Jeff, lui, peut-être le plus sympa du monde, il n’a pas juste « déconné », il vous a violée. Qu’il n’ait ni la tête, ni le CV de Guy Georges ne change rien à l’affaire – si les violeurs se reconnaissaient de loin, s’ils étaient monstrueux, au sens propre du terme, ça nous aiderait : il y en aurait beaucoup moins.

Le problème, c’est qu’ils ressemblent surtout à M. Tout le monde. Ils sont nos pères, nos frères, nos voisins, puisque dans neuf cas sur dix, la victime connaît celui qui l’a violée. Mais ça, on a beaucoup, beaucoup de mal à l’admettre : si c’est un élément du groupe qui pose un problème, tout le groupe n’est-il pas, potentiellement, problématique ?

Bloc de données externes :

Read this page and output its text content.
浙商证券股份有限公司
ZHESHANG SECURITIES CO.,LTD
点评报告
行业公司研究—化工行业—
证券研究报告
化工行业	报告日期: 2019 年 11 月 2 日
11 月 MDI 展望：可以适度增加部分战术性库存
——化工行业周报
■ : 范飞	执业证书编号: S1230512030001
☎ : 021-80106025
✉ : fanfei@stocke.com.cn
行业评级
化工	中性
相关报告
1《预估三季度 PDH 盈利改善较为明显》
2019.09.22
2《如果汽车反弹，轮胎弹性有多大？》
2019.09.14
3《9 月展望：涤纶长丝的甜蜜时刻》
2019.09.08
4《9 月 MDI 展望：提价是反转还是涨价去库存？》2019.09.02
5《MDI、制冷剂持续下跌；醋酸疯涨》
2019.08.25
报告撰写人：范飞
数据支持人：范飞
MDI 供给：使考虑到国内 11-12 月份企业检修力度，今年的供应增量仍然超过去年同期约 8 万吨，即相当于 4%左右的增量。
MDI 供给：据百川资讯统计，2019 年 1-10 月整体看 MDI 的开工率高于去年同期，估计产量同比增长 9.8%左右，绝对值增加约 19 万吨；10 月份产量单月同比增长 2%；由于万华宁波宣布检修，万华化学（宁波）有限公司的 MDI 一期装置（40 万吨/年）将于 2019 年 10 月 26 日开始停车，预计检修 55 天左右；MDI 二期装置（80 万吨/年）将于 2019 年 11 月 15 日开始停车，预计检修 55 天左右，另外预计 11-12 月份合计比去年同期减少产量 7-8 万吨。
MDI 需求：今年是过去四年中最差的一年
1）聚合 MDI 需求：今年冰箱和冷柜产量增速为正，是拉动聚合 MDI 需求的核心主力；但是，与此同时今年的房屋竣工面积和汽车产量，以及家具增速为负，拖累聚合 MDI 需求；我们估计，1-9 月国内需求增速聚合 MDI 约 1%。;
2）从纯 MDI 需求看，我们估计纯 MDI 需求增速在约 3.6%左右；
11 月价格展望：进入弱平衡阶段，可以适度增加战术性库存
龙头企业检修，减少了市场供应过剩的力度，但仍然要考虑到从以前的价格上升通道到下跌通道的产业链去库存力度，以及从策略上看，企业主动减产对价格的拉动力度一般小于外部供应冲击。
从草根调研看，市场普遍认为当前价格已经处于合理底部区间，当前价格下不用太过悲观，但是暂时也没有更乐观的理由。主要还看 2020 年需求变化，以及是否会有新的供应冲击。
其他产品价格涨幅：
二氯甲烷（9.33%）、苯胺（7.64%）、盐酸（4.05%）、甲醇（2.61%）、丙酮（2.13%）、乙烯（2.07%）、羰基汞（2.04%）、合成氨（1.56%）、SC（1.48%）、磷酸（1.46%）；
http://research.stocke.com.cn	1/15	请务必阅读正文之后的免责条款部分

La question peut se poser, la question va se poser : comment avons-nous pu être amis avec lui, danser avec lui, fêter le printemps avec lui ? Évidemment, chacun va devoir s’interroger, sur ce qu’il a autorisé, permis ou couvert dans les interactions du groupe… Ces questionnements sont nécessaires. Ils sont salutaires. Mais oui, bien sûr, ils foutent toujours un peu la trouille. Alors, on préfère fermer les yeux, faire une tisane à celle qui voudrait parler, afin de passer vite à autre chose.

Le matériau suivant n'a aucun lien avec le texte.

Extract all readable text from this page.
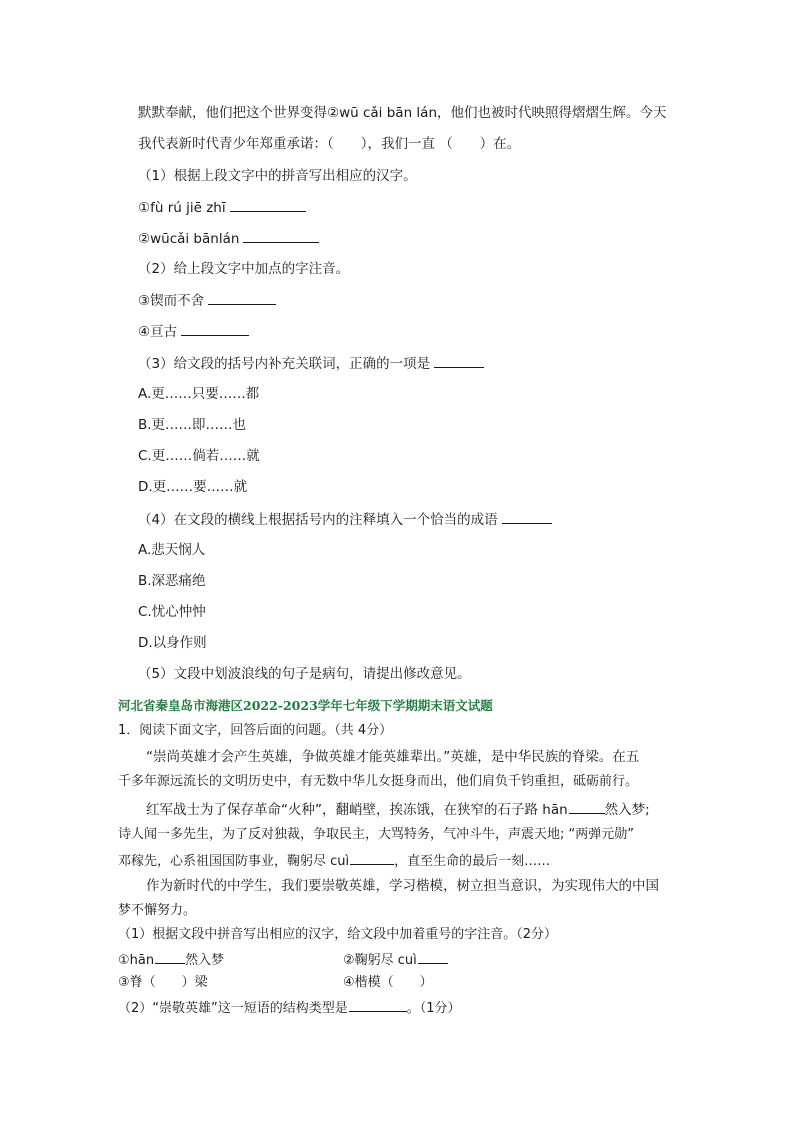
默默奉献，他们把这个世界变得②wū cǎi bān lán，他们也被时代映照得熠熠生辉。今天
我代表新时代青少年郑重承诺：（　　），我们一直 （　　）在。
（1）根据上段文字中的拼音写出相应的汉字。
①fù rú jiē zhī
②wūcǎi bānlán
（2）给上段文字中加点的字注音。
③锲而不舍
④亘古
（3）给文段的括号内补充关联词，正确的一项是
A.更……只要……都
B.更……即……也
C.更……倘若……就
D.更……要……就
（4）在文段的横线上根据括号内的注释填入一个恰当的成语
A.悲天悯人
B.深恶痛绝
C.忧心忡忡
D.以身作则
（5）文段中划波浪线的句子是病句，请提出修改意见。
河北省秦皇岛市海港区2022-2023学年七年级下学期期末语文试题
1．阅读下面文字，回答后面的问题。（共 4分）
“崇尚英雄才会产生英雄，争做英雄才能英雄辈出。”英雄，是中华民族的脊梁。在五
千多年源远流长的文明历史中，有无数中华儿女挺身而出，他们肩负千钧重担，砥砺前行。
红军战士为了保存革命“火种”，翻峭壁，挨冻饿，在狭窄的石子路 hān	然入梦;
诗人闻一多先生，为了反对独裁，争取民主，大骂特务，气冲斗牛，声震天地; “两弹元勋”
邓稼先，心系祖国国防事业，鞠躬尽 cuì	，直至生命的最后一刻……
作为新时代的中学生，我们要崇敬英雄，学习楷模，树立担当意识，为实现伟大的中国
梦不懈努力。
（1）根据文段中拼音写出相应的汉字，给文段中加着重号的字注音。（2分）
①hān 然入梦	②鞠躬尽 cuì
③脊（　　）梁	④楷模（　　）
（2）“崇敬英雄”这一短语的结构类型是	。（1分）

Marie, potentiellement, oui, ce sera le bordel dans votre cocon, le jour où vous trouverez la force de dire. Je vous le souhaite, d’ailleurs, profondément – croyez-moi, mettre un couvercle sur ce genre de souvenirs, ça ne fonctionne pas. Ce jour-là, pensez à moi, et rappelez-vous ceci : ce bordel, c’est Jeff, et lui seul, qui l’a foutu. Je vous embrasse, si fort…  

PS : ne restez pas seule avec cette histoire-là. Faites vous entendre, conseiller, aider, et notamment par des associations, comme le Collectif Féministe Contre le Viol, ou comme Nous Toutes. Elles sont formidables. Et vous méritez d’être entendue. »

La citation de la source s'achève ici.